Amazon Is Open to Streaming Content Through Cable STBs
March 10, 2017
Amazon, which recently won its first Oscars for “Manchester by the Sea” and “The Salesman,” is taking on pay-TV providers and game developers as it expands beyond e-commerce into various media initiatives. Now, the company suggests it would be open to discussing deals that would enable it to stream content through the set-top boxes of cable operators, similar to Netflix’s approach. “Amazon is definitely open to those partnerships,” explained Amazon Video managing director Alex Green at Cable Congress 2017 in Brussels.
While the company has been focused on customer growth and its own devices, “we do talk to all sorts of players in the cable industry,” he said.

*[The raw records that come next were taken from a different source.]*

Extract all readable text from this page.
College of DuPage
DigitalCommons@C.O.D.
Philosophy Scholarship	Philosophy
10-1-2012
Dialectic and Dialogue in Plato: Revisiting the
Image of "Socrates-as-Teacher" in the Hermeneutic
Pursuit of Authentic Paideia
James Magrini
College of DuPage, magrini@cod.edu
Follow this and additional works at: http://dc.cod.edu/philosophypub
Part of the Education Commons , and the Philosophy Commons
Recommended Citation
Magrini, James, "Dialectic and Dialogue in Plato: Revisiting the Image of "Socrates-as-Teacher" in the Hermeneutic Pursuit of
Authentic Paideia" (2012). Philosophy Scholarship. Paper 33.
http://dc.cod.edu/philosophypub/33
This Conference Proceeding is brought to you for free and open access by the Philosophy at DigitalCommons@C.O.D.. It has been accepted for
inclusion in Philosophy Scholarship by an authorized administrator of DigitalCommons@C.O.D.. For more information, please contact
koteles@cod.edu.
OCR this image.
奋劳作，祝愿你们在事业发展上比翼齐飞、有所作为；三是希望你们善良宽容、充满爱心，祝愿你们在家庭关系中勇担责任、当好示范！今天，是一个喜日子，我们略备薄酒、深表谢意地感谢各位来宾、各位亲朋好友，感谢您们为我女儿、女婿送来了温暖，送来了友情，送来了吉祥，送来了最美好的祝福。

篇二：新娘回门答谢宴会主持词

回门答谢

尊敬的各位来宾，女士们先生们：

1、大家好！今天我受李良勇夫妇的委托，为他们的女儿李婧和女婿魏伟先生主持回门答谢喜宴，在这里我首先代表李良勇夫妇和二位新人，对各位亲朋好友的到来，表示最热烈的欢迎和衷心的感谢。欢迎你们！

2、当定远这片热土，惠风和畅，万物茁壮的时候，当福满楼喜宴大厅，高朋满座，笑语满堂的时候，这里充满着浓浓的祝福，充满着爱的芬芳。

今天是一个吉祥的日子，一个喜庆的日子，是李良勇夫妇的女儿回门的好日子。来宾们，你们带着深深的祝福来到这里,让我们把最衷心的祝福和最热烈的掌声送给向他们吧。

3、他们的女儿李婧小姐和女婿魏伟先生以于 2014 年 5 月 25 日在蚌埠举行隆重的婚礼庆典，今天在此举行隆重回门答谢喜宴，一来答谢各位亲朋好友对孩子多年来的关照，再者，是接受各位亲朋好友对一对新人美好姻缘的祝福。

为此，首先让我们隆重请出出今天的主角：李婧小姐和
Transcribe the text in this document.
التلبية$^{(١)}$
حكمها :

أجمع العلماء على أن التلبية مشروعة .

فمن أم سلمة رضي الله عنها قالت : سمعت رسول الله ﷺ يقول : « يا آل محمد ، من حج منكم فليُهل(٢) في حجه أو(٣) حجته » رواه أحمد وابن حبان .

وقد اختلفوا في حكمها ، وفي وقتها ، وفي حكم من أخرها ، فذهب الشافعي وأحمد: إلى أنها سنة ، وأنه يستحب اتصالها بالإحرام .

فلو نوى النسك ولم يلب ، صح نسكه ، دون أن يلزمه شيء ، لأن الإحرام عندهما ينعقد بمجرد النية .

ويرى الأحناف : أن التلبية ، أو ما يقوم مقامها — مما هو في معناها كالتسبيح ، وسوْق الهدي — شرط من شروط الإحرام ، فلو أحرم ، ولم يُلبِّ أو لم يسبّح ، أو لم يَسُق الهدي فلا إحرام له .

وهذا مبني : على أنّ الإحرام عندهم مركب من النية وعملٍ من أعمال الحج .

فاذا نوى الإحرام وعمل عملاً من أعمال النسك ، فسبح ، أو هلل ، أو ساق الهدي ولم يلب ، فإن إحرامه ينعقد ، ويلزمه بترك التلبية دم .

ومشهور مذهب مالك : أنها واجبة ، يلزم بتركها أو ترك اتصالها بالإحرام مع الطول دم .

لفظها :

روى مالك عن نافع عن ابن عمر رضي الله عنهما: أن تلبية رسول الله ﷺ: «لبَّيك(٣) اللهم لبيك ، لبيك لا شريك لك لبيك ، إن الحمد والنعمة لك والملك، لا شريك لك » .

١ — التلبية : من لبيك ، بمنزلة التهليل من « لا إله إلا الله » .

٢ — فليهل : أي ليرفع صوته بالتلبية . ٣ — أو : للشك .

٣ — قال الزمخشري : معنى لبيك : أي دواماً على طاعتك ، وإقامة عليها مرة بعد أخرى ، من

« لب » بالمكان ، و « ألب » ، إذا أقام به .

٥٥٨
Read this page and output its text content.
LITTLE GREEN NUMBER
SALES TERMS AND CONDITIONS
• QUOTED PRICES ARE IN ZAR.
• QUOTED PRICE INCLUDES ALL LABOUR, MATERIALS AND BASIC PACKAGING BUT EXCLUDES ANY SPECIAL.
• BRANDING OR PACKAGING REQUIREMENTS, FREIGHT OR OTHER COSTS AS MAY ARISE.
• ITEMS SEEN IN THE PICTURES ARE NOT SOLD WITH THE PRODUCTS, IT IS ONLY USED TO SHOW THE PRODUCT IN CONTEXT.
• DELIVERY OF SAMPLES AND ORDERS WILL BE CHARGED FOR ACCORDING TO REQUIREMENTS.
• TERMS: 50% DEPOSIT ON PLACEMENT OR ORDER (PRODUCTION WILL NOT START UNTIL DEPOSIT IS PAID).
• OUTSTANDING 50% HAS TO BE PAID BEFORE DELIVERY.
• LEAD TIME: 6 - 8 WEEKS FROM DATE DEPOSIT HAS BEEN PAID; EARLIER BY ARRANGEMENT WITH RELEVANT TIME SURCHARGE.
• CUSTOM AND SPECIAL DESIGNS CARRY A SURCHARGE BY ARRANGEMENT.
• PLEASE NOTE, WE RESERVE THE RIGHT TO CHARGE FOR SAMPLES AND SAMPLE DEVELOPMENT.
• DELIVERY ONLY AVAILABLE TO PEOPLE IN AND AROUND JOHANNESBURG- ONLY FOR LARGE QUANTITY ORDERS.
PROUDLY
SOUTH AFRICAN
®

John Malone’s Liberty Global “may be one operator to bring Amazon Prime onto its set-top boxes, which already offer more than 100 applications including for Netflix, YouTube and Videoland,” reports Bloomberg. “Liberty last year agreed to expand a deal with Netflix in the U.K. to its other markets, and is evaluating whether to offer Amazon’s video service, said Eric Tveter, chief executive officer of Liberty’s Central Europe unit.”
The success of subscription services from Amazon Prime, Netflix, YouTube and others has led analysts to suggest we’re getting closer to significant change in the traditional television model.
While Netflix and YouTube have deals with Comcast, Green says “it’s not a zero-sum game.”
“Amazon, Netflix, other OTT services can easily co-exist with the cable industry, with pay-TV, as we do already,” he said. “The overlaps are very high between subscribers to high-value pay-TV packages and to subscribers of Netflix and Amazon and other SVOD services.”